Fetzer and Wente are taking a long term approach to these problems, trying to seduce a market that probably doesn't know their product and, if it does, might dislike it out of hand. This was reflected in their promotional strategy, which concentrated more on reaching expatriate wine-drinkers and hotel and restaurant owners who were buying for their clientele.

"Right now we're trying to reach new customers through word of mouth. Hopefully, Indonesians will go to a restaurant or a friend's house, taste a wine that they like and then want to have it in their home," Alan K. Portney, Vice President of the International Division of Fetzer vineyards explained.

This scenario, where more experienced wine consumers expose their friends to the joys of the wine, is a slow moving process. To help speed up this approach, the California wine makers are concentrating on having local retailers stock less expensive, "novice" wines, which are better selections for the new wine drinker.

"We market certain types of wine at the beginning so they acquire a taste for it more easily," Fetzer said, referring to the sweeter, more fruity Chardonnay varieties, as opposed to the heavier Cabernet Sauvingon and Cabernet Merlot.

Competition

It might seem that the Californians would be hamstrung by competition from the French and the Australians. The French have the advantage of their world-wide reputation. The Australians, situated in Indonesia's back yard, have a natural geographical advantage.

However, it turns out there is already a history of cooperation between wine producers.

"At the production level, there is a very strong community of wine makers. The French go to California, the Californians go to Australia. Everyone has a very open and honest dialog and a very good relationship on the production level," Fetzer explained.

He added that this exchange of information is leading to a homogenization of the market, where the reputation of a particular brand of wine will become more important than the reputation of its country of origin.

In terms of value, the quality of the wine set against its price, freight rates are currently on their way down due to improved technology and larger shipments, so the geographical advantage of Australia is probably going to be less and less important in the coming years.

However, competition between wine makers is not a major concern for the moment. Right now, the market is so small that what's good for the French is good for the Australians and the Americans as well. By the same token, all the wine makers in this market must work together to educate the Indonesian public and create a demand where there was none before.

Vinegar?

For now, the main concern of all wine makers is education and exposure.

The task in Indonesia is slightly different than it is in the U.S.: There people view wine as a beverage to be consumed only on special occasions. Therefore, marketers are trying to get the public to serve wine with more mundane foods, to accentuate their taste and liven up an everyday meal.

Here, it's less a matter of getting Indonesians to "try wine with pot roast," as getting them to try wine at all.
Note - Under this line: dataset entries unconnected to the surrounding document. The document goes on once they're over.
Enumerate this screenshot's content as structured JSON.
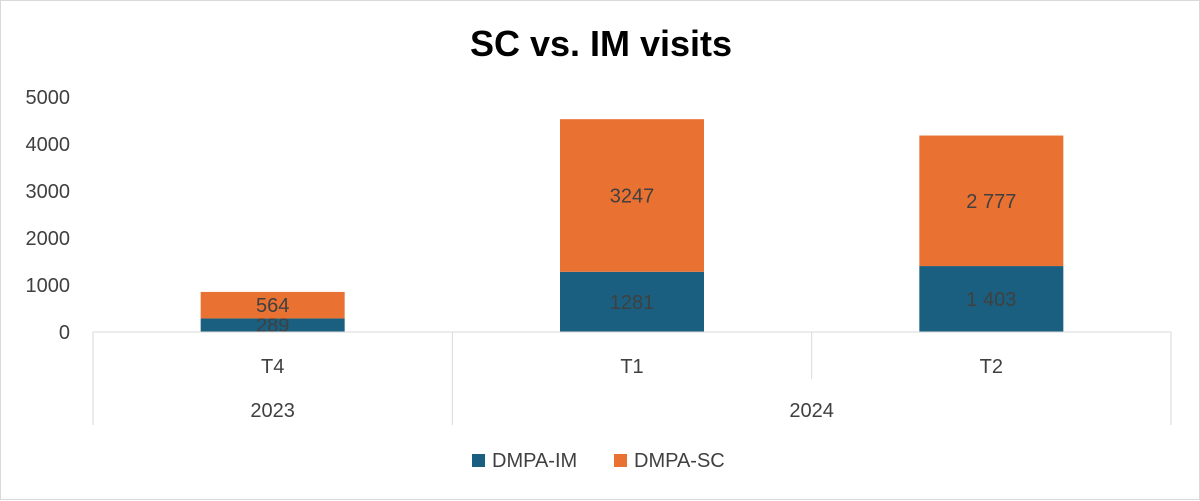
{
  "chart_data": {
    "type": "bar",
    "stacked": true,
    "title": "SC vs. IM visits",
    "xlabel": "",
    "ylabel": "",
    "ylim": [
      0,
      5000
    ],
    "yticks": [
      "0",
      "1000",
      "2000",
      "3000",
      "4000",
      "5000"
    ],
    "grid": false,
    "legend_position": "bottom",
    "categories": [
      "T4",
      "T1",
      "T2"
    ],
    "groups": [
      {
        "label": "2023",
        "categories": [
          "T4"
        ]
      },
      {
        "label": "2024",
        "categories": [
          "T1",
          "T2"
        ]
      }
    ],
    "series": [
      {
        "name": "DMPA-IM",
        "color": "#1a5f7f",
        "values": [
          289,
          1281,
          1403
        ],
        "labels": [
          "289",
          "1281",
          "1 403"
        ]
      },
      {
        "name": "DMPA-SC",
        "color": "#e97132",
        "values": [
          564,
          3247,
          2777
        ],
        "labels": [
          "564",
          "3247",
          "2 777"
        ]
      }
    ]
  }
}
It is difficult to tell at this point whether California wine will ever be a beverage that is popular outside of the expatriate community here in Indonesia. Certainly, it will not be sold in local supermarkets, or served at state dinners, any time in the near future. However, it is not completely out of the hands of the Indonesian public; wine is creeping onto the menus of many fine restaurants and into hotel dining rooms throughout the capital.

It is going to be some time before the Californians know if their promotion volley was a success. Like an amateur collector who is keeping his stock in the cellar to age, they will have to wait and see if they have a bottle of fine wine, or some very expensive vinegar.